For a decade Project Censored at Sonoma State University has been releasing a list of the most frivolous over-reported news stories of the year. We call this list Junk Food News because it fills up the American airways and newsstands with celebrity gossip and meaningless coverage of the unimportant. Famous lives provide us with an entertainment rush and a false reality that radiates in comparison to the darkness of war, business fraud, and government repression.

 

The honor of this year's number one Junk Food News story goes to Joe Millionaire. The Dating Game and Love Connection have been a part of the American television landscape for decades, but when you raise the stakes they seem to become a media event. Reality TV has taken America by storm and Joe Millionaire is no exception.  The show was the talk of the town and water cooler gossip for many Americans over the weeks it was on the air.

 

At number two on this year’s Junk Food list is Michael Jackson. Where do we begin? The latest plastic surgery, the dangling baby or the hype surrounding the prime time special and then the rebuttal prime time special? With 27 million televisions tuning in to the British interview that aired on ABC, would a lengthy national media discussion be necessary after the event was over?
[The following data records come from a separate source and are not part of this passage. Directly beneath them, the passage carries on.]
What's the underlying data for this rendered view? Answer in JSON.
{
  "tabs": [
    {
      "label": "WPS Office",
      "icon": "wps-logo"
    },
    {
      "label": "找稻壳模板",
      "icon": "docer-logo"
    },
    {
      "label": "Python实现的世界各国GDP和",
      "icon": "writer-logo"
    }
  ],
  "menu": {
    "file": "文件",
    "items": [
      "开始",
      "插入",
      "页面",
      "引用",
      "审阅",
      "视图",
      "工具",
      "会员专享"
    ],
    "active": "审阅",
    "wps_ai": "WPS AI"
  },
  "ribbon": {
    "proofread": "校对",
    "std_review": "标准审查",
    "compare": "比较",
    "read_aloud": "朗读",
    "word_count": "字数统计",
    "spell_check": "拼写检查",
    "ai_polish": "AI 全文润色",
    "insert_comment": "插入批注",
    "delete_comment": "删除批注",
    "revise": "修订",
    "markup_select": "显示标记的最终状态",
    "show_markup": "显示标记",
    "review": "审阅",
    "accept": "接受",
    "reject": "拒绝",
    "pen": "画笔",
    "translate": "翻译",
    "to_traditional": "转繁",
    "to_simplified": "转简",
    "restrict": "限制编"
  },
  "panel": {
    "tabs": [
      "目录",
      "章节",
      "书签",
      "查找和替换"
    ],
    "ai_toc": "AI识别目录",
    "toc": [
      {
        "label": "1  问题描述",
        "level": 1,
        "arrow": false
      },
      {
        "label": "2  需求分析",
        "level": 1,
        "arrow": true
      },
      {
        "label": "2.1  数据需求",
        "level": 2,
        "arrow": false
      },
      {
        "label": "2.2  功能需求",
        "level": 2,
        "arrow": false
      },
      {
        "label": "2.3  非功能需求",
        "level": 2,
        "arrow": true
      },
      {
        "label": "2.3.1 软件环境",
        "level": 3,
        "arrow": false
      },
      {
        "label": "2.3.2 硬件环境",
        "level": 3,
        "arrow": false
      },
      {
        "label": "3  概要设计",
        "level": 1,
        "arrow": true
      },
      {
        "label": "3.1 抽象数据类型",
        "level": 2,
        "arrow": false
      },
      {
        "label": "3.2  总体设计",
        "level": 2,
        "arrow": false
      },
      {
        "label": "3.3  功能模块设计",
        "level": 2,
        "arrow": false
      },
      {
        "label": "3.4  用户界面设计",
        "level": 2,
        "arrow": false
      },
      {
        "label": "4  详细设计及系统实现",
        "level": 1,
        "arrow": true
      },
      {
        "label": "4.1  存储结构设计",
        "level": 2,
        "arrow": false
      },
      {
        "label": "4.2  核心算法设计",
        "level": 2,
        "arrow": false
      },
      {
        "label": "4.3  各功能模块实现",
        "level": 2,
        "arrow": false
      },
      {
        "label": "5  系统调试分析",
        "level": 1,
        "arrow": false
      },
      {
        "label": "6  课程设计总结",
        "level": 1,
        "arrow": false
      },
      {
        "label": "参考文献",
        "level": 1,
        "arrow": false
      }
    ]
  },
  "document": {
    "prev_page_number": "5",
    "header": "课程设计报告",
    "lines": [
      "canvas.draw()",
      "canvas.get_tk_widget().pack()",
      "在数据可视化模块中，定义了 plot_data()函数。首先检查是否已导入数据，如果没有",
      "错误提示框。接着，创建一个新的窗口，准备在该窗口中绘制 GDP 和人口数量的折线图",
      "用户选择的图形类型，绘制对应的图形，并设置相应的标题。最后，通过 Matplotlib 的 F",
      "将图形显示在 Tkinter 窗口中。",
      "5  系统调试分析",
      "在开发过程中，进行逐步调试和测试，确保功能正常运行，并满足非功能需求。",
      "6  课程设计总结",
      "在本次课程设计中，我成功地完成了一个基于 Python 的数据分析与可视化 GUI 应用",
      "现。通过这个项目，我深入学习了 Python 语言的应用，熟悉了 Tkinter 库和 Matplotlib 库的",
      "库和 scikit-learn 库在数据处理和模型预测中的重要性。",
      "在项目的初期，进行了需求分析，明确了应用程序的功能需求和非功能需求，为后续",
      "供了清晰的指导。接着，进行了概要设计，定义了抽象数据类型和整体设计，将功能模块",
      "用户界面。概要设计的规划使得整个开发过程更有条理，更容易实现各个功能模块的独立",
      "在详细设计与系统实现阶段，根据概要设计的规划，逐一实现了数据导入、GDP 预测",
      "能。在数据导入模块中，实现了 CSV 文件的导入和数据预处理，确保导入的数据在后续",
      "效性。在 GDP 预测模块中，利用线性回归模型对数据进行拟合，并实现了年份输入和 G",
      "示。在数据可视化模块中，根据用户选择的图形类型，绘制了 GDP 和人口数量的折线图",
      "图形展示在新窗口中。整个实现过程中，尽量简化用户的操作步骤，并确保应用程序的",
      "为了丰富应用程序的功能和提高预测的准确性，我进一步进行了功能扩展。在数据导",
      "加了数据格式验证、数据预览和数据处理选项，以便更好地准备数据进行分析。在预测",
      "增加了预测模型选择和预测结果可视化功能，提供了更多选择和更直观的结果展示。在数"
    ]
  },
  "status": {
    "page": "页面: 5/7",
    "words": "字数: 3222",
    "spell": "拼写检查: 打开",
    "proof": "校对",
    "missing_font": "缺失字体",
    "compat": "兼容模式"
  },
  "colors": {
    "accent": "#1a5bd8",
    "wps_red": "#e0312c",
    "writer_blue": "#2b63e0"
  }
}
Apparently so, in fact, the media attention was so great and the discussion so widespread that FOX deemed it necessary to air a special of its own, giving Jackson the opportunity to discuss what had happened during the ABC interview. In addition to all this, Dateline NBC drew 14 million viewers to a special about the changing of Jackson's face.

 

And now we switch gears back to the deceptively important private life of one of our beloved celebrities. The number three spot on the list is reserved for Winona Ryder and her possible kleptomaniacal tendencies. As the media frenzy surrounded a shoplifting case that normally wouldn't even have gone to trial, the discussion ranged from how she plotted the scheme to the possibility of kleptomania. Whether Ms. Ryder is a kleptomaniac may be a valid question for the National Enquirer, but we hardly think it warrants the time and attention the national news networks and papers contributed to the discussion.

 

Coming in at number four, American Idol is the top reality TV culprit of undeserving media dominance. Again, a show with a weekly time slot was awarded extra time in the lives of the American people. With newspaper column inches being consumed by the hundreds asking who would win and delving into the past of the top contenders and discussing the latest witty remarks of the now infamous judges. We don't recall the weekly guests and judges on the original Star Search making headlines and dominating the news. Apparently times have changed and there is less news to inform the citizens of our democracy about, or at the very least there is apparently more time available in the mainstream media for the discussion of frivolous TV hype.

 

From her movie releases and music award-show outfits to her stormy relationship with rapper P Diddy and then her eventual engagement to heartthrob Ben Affleck, Latin Queen Jennifer Lopez in our number 5 slot has crowded real news stories off the airwaves and out of the print media. Did Diane Sawyer really need to interview J Lo to ask her all the sultry questions about her relationship and eventual engagement to Affleck? Here at the Project Censored headquarters it appears that mid-November of last year could have yielded a far more informative interview for Ms. Sawyer.

 

The runners up for Junk Food Story of the year in ranked order are Martha Stewart and her insider trading, The Osbournes: from the show to Kelly's burgeoning career, the anti-marijuana campaign, SUV mania, and Anna Nicole: The show, the lady, the inanity

 

Given all the news that doesn't find its way into the mainstream media, Project Censored disputes the necessity and relevance of this type of news coverage by the national media. Much of the coverage is nothing more than hype that amounts to advertising for the next episode, but the newsprint and aftermath coverage of the personal lives of the participants is rubbish and absolutely deserves the dubious distinction of being voted Junk Food News story of 2003.

 

The awards were determined by a nationwide vote of some 4,000 members of the Project Censored listserv available on line at www.projectcensored.org.

 

Peter Phillips is a professor of Sociology at Sonoma State University and Director of Project Censored. Jason Spencer is a Project Censored research intern and president of the Associated Students at Sonoma State University. Both can be reached at censored@sonoma.edu.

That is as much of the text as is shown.